House Democrats announced Wednesday legislation to make President Trump honor the Paris climate accord, an agreement negotiated by President Obama and subsequently broken by Mr. Trump.
The Democrats announced their bill a day after watching the Senate defeat the Green New Deal in a 57-0 vote.
“Climate crisis is an existential threat of our generation, of our time, a crisis manifested in natural disasters of epic proportions,” House Speaker Nancy Pelosi said at a press conference to announce the Climate Action Now Act.
The bill would recommit the U.S. to the 2016 international climate agreement and set a goal of pushing the U.S. to reduce and eventually eliminate carbon emissions in its economy.
House Democrats’ bill is less sweeping than the Green New Deal, which not only set a goal of zero emissions but also called for a universal jobs guarantee, expanding government health care and other changes to the social safety net.

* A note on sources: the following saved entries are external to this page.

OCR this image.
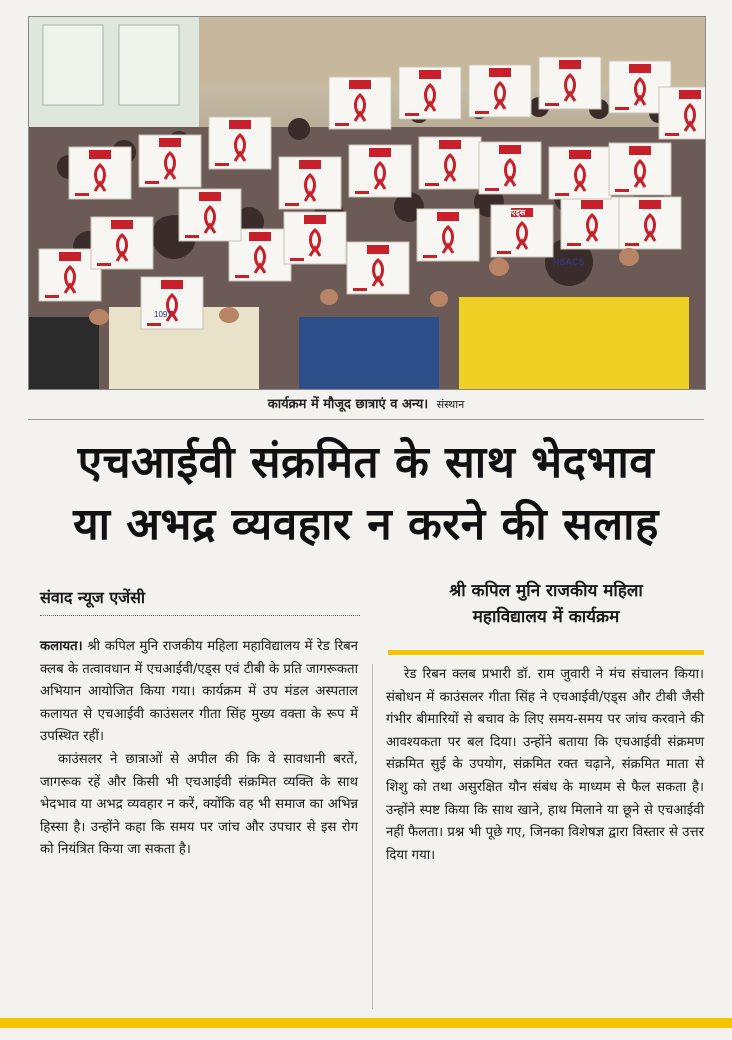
HSACS
1097
एड्स
कार्यक्रम में मौजूद छात्राएं व अन्य। संस्थान
एचआईवी संक्रमित के साथ भेदभाव
या अभद्र व्यवहार न करने की सलाह
संवाद न्यूज एजेंसी	श्री कपिल मुनि राजकीय महिला
महाविद्यालय में कार्यक्रम

कलायत। श्री कपिल मुनि राजकीय महिला महाविद्यालय में रेड रिबन क्लब के तत्वावधान में एचआईवी/एड्स एवं टीबी के प्रति जागरूकता अभियान आयोजित किया गया। कार्यक्रम में उप मंडल अस्पताल कलायत से एचआईवी काउंसलर गीता सिंह मुख्य वक्ता के रूप में उपस्थित रहीं।

काउंसलर ने छात्राओं से अपील की कि वे सावधानी बरतें, जागरूक रहें और किसी भी एचआईवी संक्रमित व्यक्ति के साथ भेदभाव या अभद्र व्यवहार न करें, क्योंकि वह भी समाज का अभिन्न हिस्सा है। उन्होंने कहा कि समय पर जांच और उपचार से इस रोग को नियंत्रित किया जा सकता है।

रेड रिबन क्लब प्रभारी डॉ. राम जुवारी ने मंच संचालन किया। संबोधन में काउंसलर गीता सिंह ने एचआईवी/एड्स और टीबी जैसी गंभीर बीमारियों से बचाव के लिए समय-समय पर जांच करवाने की आवश्यकता पर बल दिया। उन्होंने बताया कि एचआईवी संक्रमण संक्रमित सुई के उपयोग, संक्रमित रक्त चढ़ाने, संक्रमित माता से शिशु को तथा असुरक्षित यौन संबंध के माध्यम से फैल सकता है। उन्होंने स्पष्ट किया कि साथ खाने, हाथ मिलाने या छूने से एचआईवी नहीं फैलता। प्रश्न भी पूछे गए, जिनका विशेषज्ञ द्वारा विस्तार से उत्तर दिया गया।
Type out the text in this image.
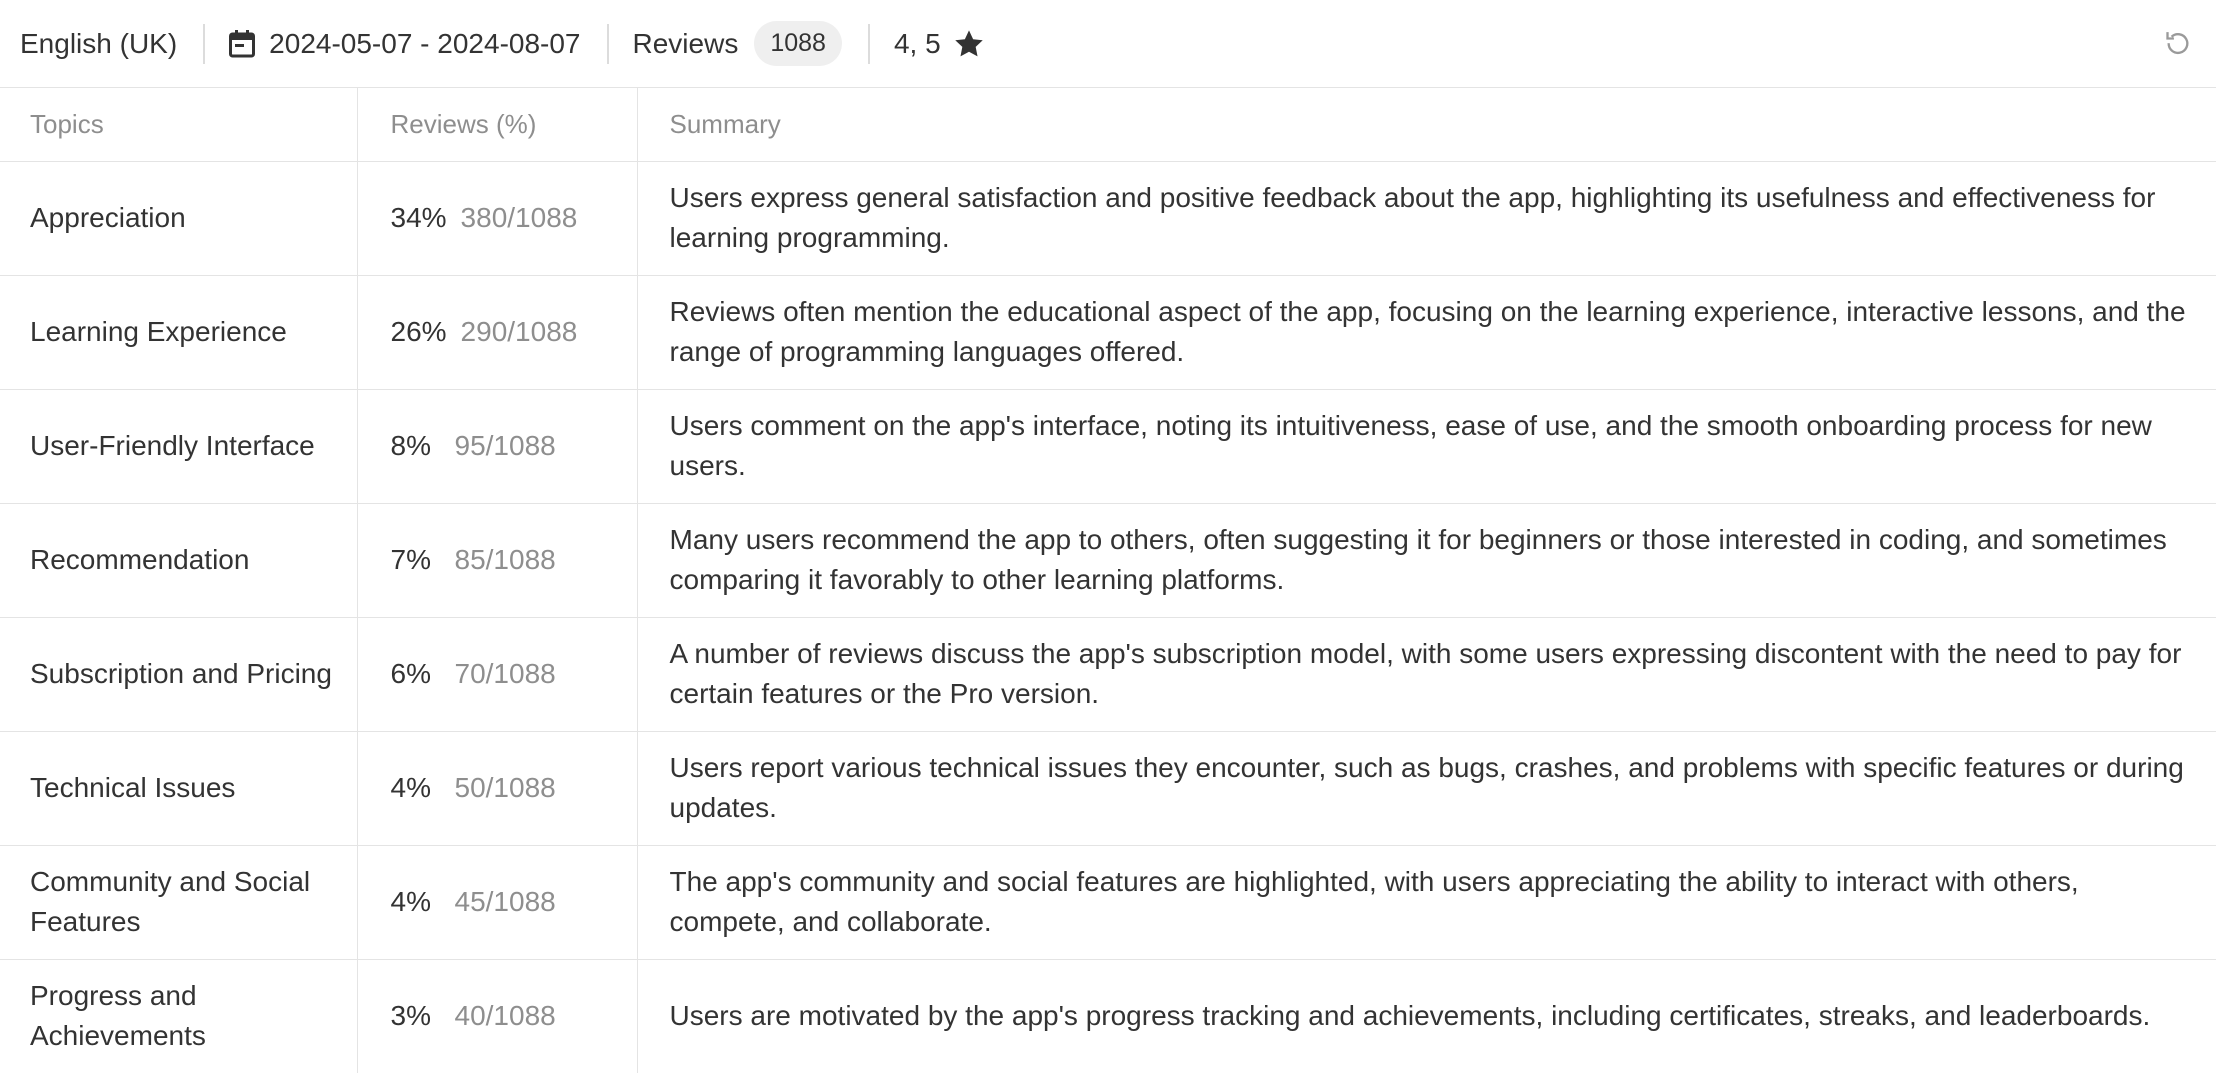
English (UK)	2024-05-07 - 2024-08-07 Reviews	1088	4, 5
Topics	Reviews (%)	Summary
Appreciation	34% 380/1088	Users express general satisfaction and positive feedback about the app, highlighting its usefulness and effectiveness for learning programming.
Learning Experience	26% 290/1088	Reviews often mention the educational aspect of the app, focusing on the learning experience, interactive lessons, and the range of programming languages offered.
User-Friendly Interface	8% 95/1088	Users comment on the app's interface, noting its intuitiveness, ease of use, and the smooth onboarding process for new users.
Recommendation	7% 85/1088	Many users recommend the app to others, often suggesting it for beginners or those interested in coding, and sometimes comparing it favorably to other learning platforms.
Subscription and Pricing	6% 70/1088	A number of reviews discuss the app's subscription model, with some users expressing discontent with the need to pay for certain features or the Pro version.
Technical Issues	4% 50/1088	Users report various technical issues they encounter, such as bugs, crashes, and problems with specific features or during updates.
Community and Social Features	4% 45/1088	The app's community and social features are highlighted, with users appreciating the ability to interact with others, compete, and collaborate.
Progress and Achievements	3% 40/1088	Users are motivated by the app's progress tracking and achievements, including certificates, streaks, and leaderboards.
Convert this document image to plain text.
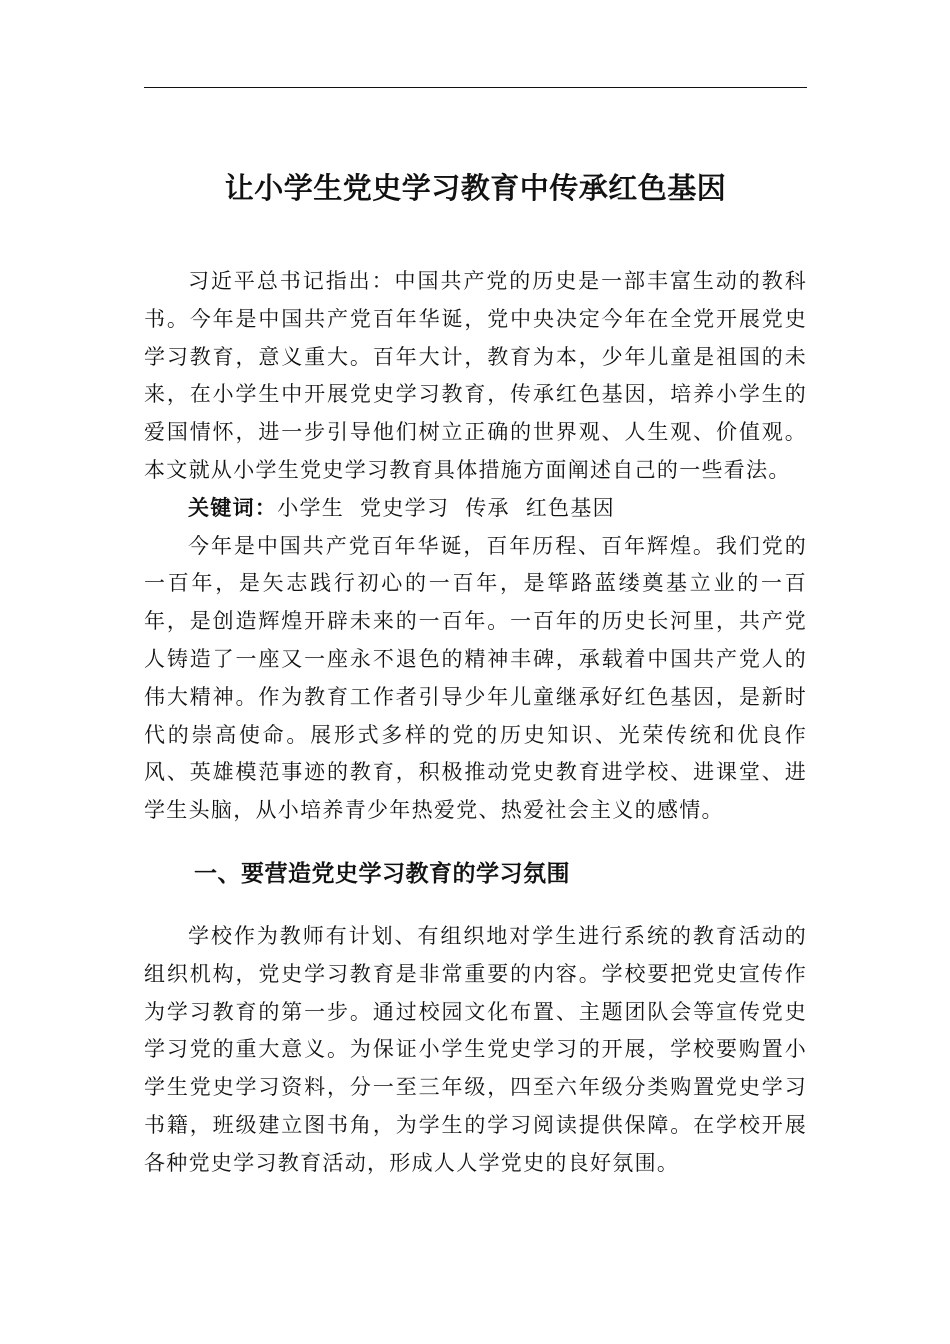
让小学生党史学习教育中传承红色基因

习近平总书记指出：中国共产党的历史是一部丰富生动的教科书。今年是中国共产党百年华诞，党中央决定今年在全党开展党史学习教育，意义重大。百年大计，教育为本，少年儿童是祖国的未来，在小学生中开展党史学习教育，传承红色基因，培养小学生的爱国情怀，进一步引导他们树立正确的世界观、人生观、价值观。本文就从小学生党史学习教育具体措施方面阐述自己的一些看法。

关键词：小学生  党史学习  传承  红色基因

今年是中国共产党百年华诞，百年历程、百年辉煌。我们党的一百年，是矢志践行初心的一百年，是筚路蓝缕奠基立业的一百年，是创造辉煌开辟未来的一百年。一百年的历史长河里，共产党人铸造了一座又一座永不退色的精神丰碑，承载着中国共产党人的伟大精神。作为教育工作者引导少年儿童继承好红色基因，是新时代的崇高使命。展形式多样的党的历史知识、光荣传统和优良作风、英雄模范事迹的教育，积极推动党史教育进学校、进课堂、进学生头脑，从小培养青少年热爱党、热爱社会主义的感情。

一、要营造党史学习教育的学习氛围

学校作为教师有计划、有组织地对学生进行系统的教育活动的组织机构，党史学习教育是非常重要的内容。学校要把党史宣传作为学习教育的第一步。通过校园文化布置、主题团队会等宣传党史学习党的重大意义。为保证小学生党史学习的开展，学校要购置小学生党史学习资料，分一至三年级，四至六年级分类购置党史学习书籍，班级建立图书角，为学生的学习阅读提供保障。在学校开展各种党史学习教育活动，形成人人学党史的良好氛围。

Republicans, for their part, said they want to keep the focus on the Green New Deal. They announced plans Wednesday to launch a petition drive to force the House to hold a vote on the deal, forcing Democrats to take a stand one way or another. It would take a majority of House lawmakers’ signatures to force a vote.
House Democratic leaders have avoided embracing the Green New Deal, with Mrs. Pelosi placing a greater emphasis on the work her Select Committee on the Climate Crisis will do.
The new Paris bill is likely to be a significant focus for the panel.
Under the Paris Agreement, which the Obama administration signed onto in 2015, the U.S. promised the world that it would curb carbon emissions by at least 26 percent below 2005 levels by 2025. Mr. Obama deemed the deal an agreement, meaning he didn’t submit it to the Senate as a treaty, and it had no compulsory powers.
Mr. Trump announced in 2017 that the U.S. would pull out of the accord. That withdrawal won’t be finalized until Nov. 4, 2020, at the earliest.
The Democrats’ new bill would ban the administration from following through on its withdrawal and would require the president to create a plan on how the country will meet the commitments Mr. Obama made when he signed the accord.
“Mr. President, we’re not withdrawing from Paris,” Energy and Commerce Committee Chairman Frank Pallone said Wednesday. “We want to know what your plan is, and if you don’t have one then we’re going to move forward on our own.”
Democrats’ legislation is not likely to go beyond their own chamber. Indeed, on the Senate side, the debate is not over whether to embrace the Paris accord, but rather how to more firmly defeat it. One option would be to have Mr. Trump submit the accord as a treaty and have the Senate vote on it — presumably failing to ratify it — thus officially defeating it.